This morning I woke up and realized that I needed to work the dogs before I headed off to the day job. Yeti had been restless and pestering me the evening before, and Astra was pent up from being on crate rest all week for a minor injury. Sniffing is what they needed, it works to calm them down better than anything else.
I decided to work some HD cotton balls, because I hadn’t done them in a while. I set up a target cotton ball and a distraction cotton ball in the kitchen. Astra worked beautifully, finding “my” cotton ball and dutifully ignoring the distraction cotton ball, even after I told her to “find again,” and lingered in the area. Such a good girlie! We need one more leg in Masters HD to finish her title, I really need to find a trial to enter.
Yeti, to my surprise, did not do as well. He ignored both cotton balls, even after detailing the area twice, and after I tried to remind him what he was looking for by showing him a cotton ball.
Oh well. I released him from the area, just saying “good try, buddy.” He seemed not at all upset, and went happily off the living room to find a toy.
I was puzzled. Yeti has historically outperformed Astra in HD, a fact I attributed to him having a more sensitive nose, and being much younger when I introduced him to that element. But clearly he had forgotten it…why?
Admittedly, it had been probably six weeks since I last practiced this element, but in the past, a training gap had never bothered him. Was it a case of adolescent brain? Possibly. He has gotten past much of his adolescent nonsense, but probably not all of it, he is not yet two years old.
However, thinking back over the past few weeks, I realized that we had been practicing blank areas more often, in anticipation of entering some Master level classes in AKC. Particularly in interiors, where blank areas are a very real possibility. Apparently that was uppermost in Yeti’s brain.

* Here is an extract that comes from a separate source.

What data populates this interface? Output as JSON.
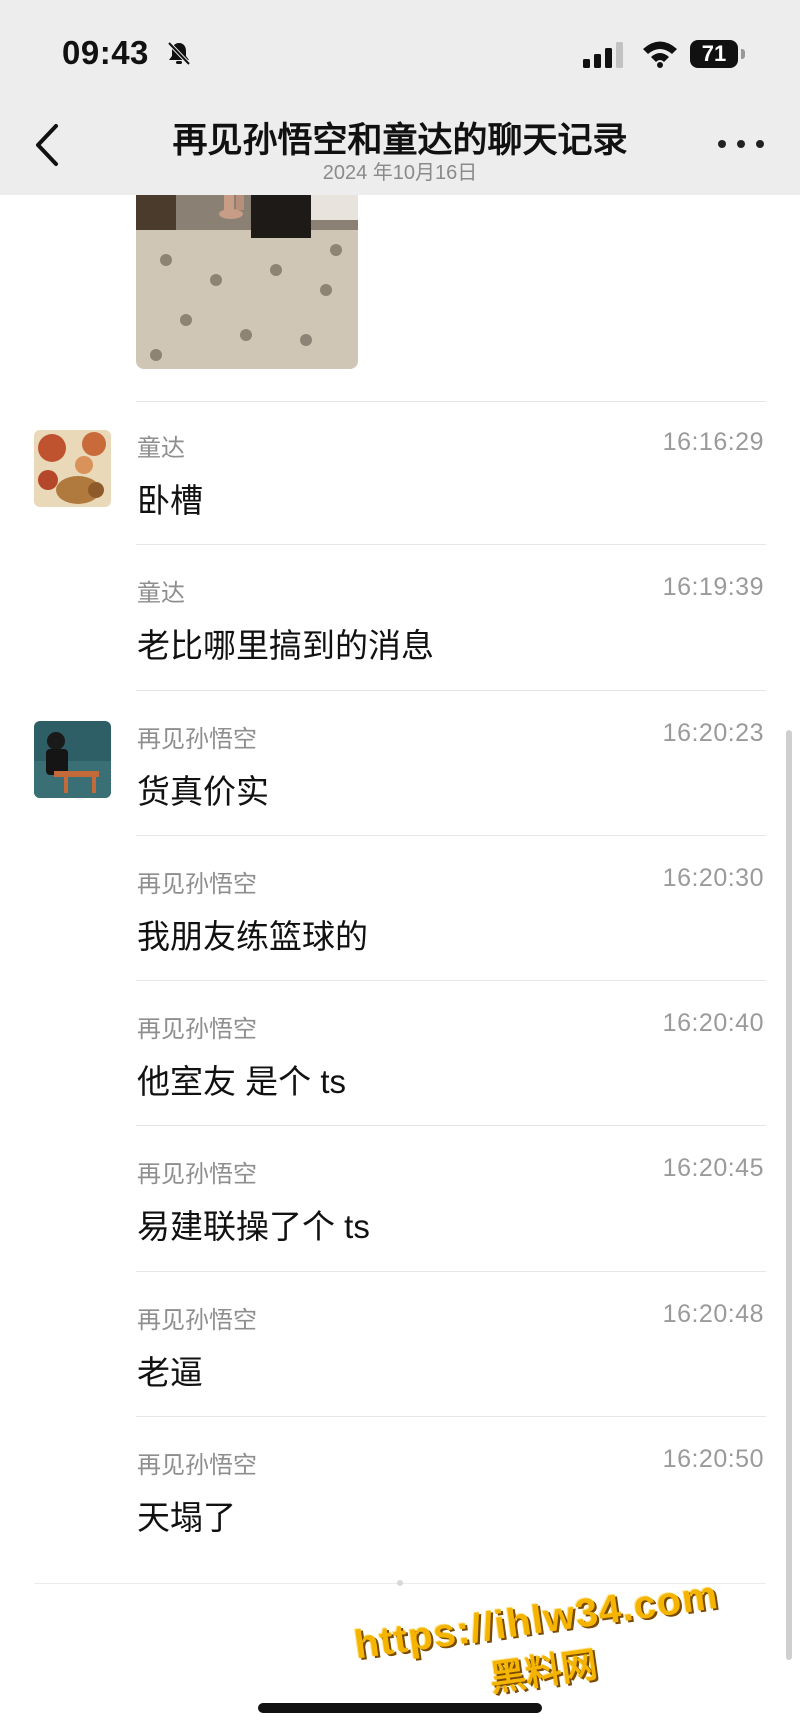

Happily, it is easily fixed. I went back to basics, to refresh his memory. I got out my ceramic HD mugs (mugs are what I use for introducing the cotton ball. For more on this see my original post on Training the HD Element), and put out two distraction cotton balls and one target cotton ball. I worked the shell game for three or four repetitions, and then started seeing him give his indication on the correct container, so I reset the search in the kitchen, and ran him there. Success! Problem solved!
Yeti working cotton balls in mugs
Yeti searching for cotton ball in kitchen
I may have to review with the mugs a few more times before he is completely solid on this again. He is, after all, still an adolescent boy dog.